Wei Fu y los demás llegaron a este mundo gracias a él. Después de lo que ocurrió antes, ahora estaban atrapados aquí, y como Long Yin no podía arreglar las cosas, se fue sin más. Wei Fu lo siguió de inmediato, queriendo ver cómo manejaría esa situación esos malvados. Pero como Long Yin se había ido, ella se puso un poco ansiosa.

Antes habían acordado que, una vez cambiados de ropa, saldrían a comer. Pero debido a todo esto, se perdió mucho tiempo. Tan pronto como Fu Er llegó con Long Yin a la habitación, dijo de inmediato: “Pequeño hermano mayor, ¿por qué no sigues mirando allí?”.

Tenía hambre.

Long Yin le dio un golpecito en la cabeza y, al mismo tiempo, arrancó el amuleto de invisibilidad que Wei Fu se había puesto en la frente. “Mira sus rostros, ¿no puedes ver cuál será su destino?”, dijo. La levantó en brazos y, justo cuando abrió la puerta trasera, alguien intentó entrar. Él lo pateó lejos y gritó: “Si quieren hacer noticias o meterse en problemas, no hay que hacerlo de esta manera. Dejen que primero salgan los clientes del hotel”.

Wei Fu dijo: “Es diferente, todos van a morir. Es mejor ver con tus propios ojos cuál será su destino y así poder estar más tranquilo. Si no se anuncia, siempre parece que habrá algún imprevisto”. “Quien se interponga en nuestro camino, ese será su final”.

Era la primera vez que Wei Fu veía a Ying Jiu enojarse y usar la fuerza. “Algunas personas que originalmente tenían suerte, la pierden poco a poco por sus propias acciones.
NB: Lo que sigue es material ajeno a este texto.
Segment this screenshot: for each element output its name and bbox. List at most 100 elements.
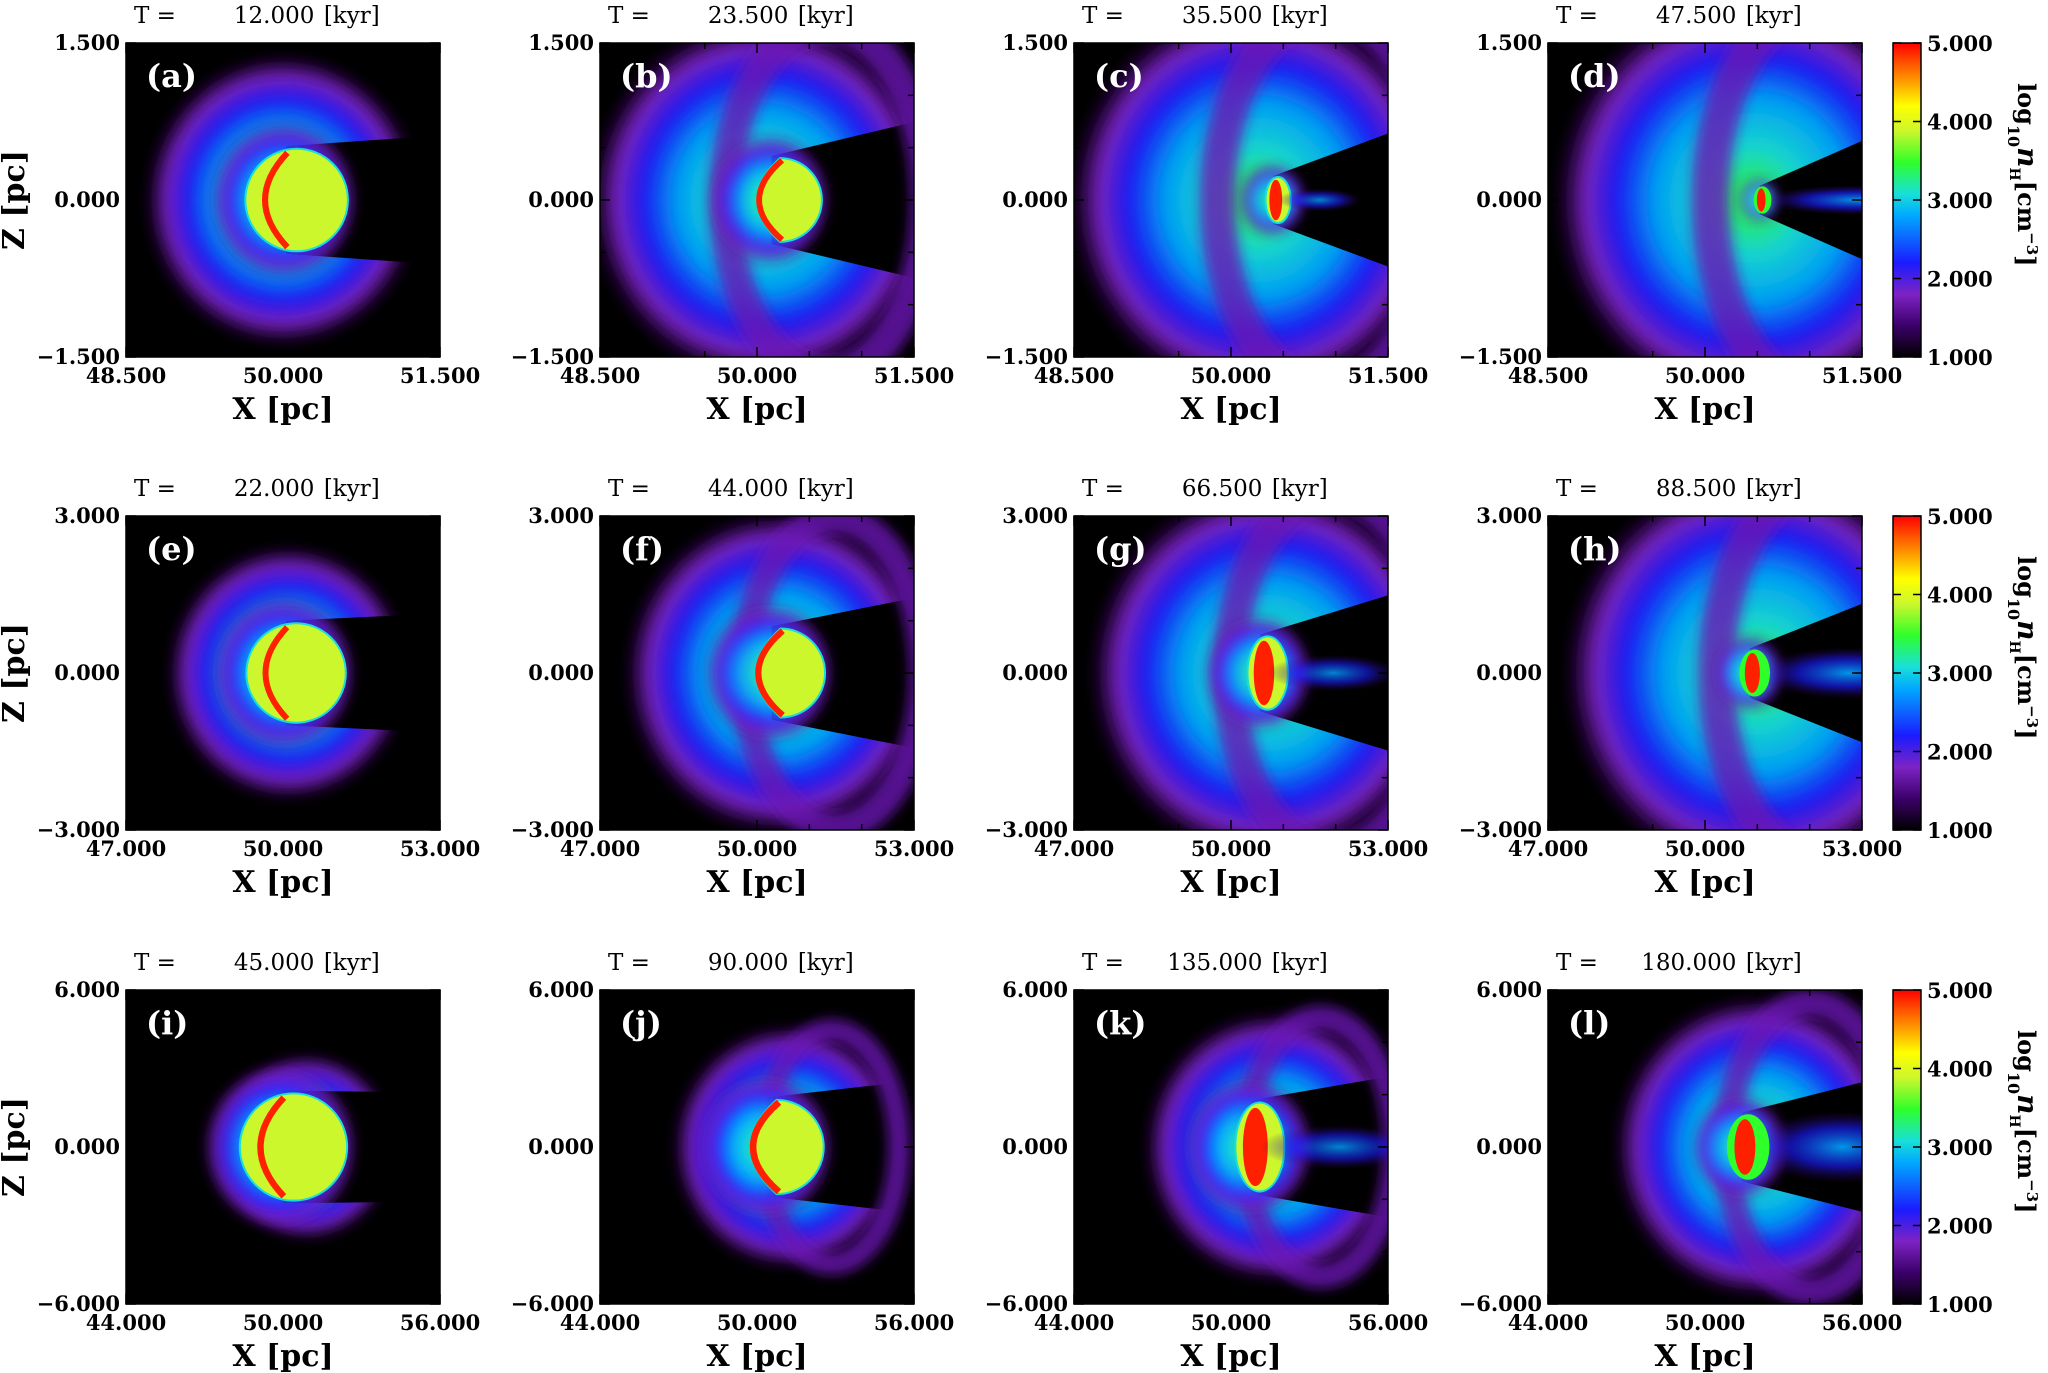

Mientras que otras, que al principio no tenían suerte, pueden cambiar su destino con esfuerzo”. El Emperador del Gran Reino de Dàyue traicionó a Ying Jiu, pero él no mostró ira ni usó la fuerza.

Long Yin: “…” Al ver a Ying Jiu así, su boca se volvió redonda como un huevo de pato y olvidó hablar por un momento.

“Hay cosas que no deberías escuchar. Esos hombres siempre están buscando problemas y no tendrán oportunidad de arreglarse”. El chico que intentó entrar fue pateado por Ying Jiu y cayó al suelo, gritando: “¡Ay, me golpearon!”.

La Emperatriz Madre recordó algo y dijo rápidamente: “Fu Er, mira si hay algún problema con el espejo de esta habitación”. Sabía que Wei Fu no podía ganar en una discusión, así que lo mejor era distraer su atención.

“Recuerda este rostro, ese es el hombre que golpeó a alguien”.

Wei Fu dijo: “Abuela, no hay problema. Fu Er ya lo revisó cuando entró”.

“¡Amigos, ayúdenme a averiguar quién es esta persona! Les estaré muy agradecida”. Debido a lo que acababa de pasar, ya tenía la costumbre de revisar el espejo antes de entrar en una habitación. También revisó el espejo del baño cuando fue a cambiarse de ropa. “Soy solo una persona común y corriente, solo quería compartir algo de entretenimiento con ustedes, pero terminé así. Por favor, amigos… ¡Ay, gracias por mi coche deportivo!”.

“Fu Er es muy inteligente y valiente. La abuela incluso olvidó esto antes de entrar”.

“Gracias por mi avión, cariño”. Wei Fu se enderezó orgullosamente: “Por supuesto, Fu Er es la mejor”.

“Gracias por mi globo aerostático”. “Sí, Fu Er no solo es genial, sino también obediente. Yin Er dijo que no debemos usar magia a la ligera, así que te pusiste amuletos a ti misma y a nosotros, sin usar magia para invisibilizarnos”. “Gracias por mi carnaval, rey celestial”.

Wei Fu se enderezó aún más, sosteniéndose la cintura con las manos para no caerse. Esa persona ni siquiera se preocupó por seguir molestando a Ying Jiu, sino que siguió agradeciendo a quienes le enviaban regalos.

Miró a Long Yin con una expresión de “alábame, alábame”. Algunos parecían haber encontrado la clave para obtener seguidores, y también se acercaron con sus teléfonos móviles.

Long Yin dijo con una sonrisa forzada: “Eres genial, pero ¿deberías recordar que no podemos llamar la atención de los demás, especialmente tu Gran maestro?”.

Wei Fu asintió repetidamente.

“Ahora hay cada vez más gente en el hotel. Pronto vendrán más personas, así que debemos recoger nuestras cosas y prepararnos para irnos”.

Aunque decían que iban a recoger cosas, en realidad no tenían mucho. Lo más importante era la ropa que acababan de cambiarse.

Así que la pusieron en el Pequeño Dudu de Wei Fu y salieron. Long Yin volvió a su forma original, tal como lo habían visto antes.

Wei Fu le preguntó en voz baja: “Pequeño hermano mayor, ¿puedo aprender esto?”.

¡Había incluso magia para transformarse! Ella no lo sabía.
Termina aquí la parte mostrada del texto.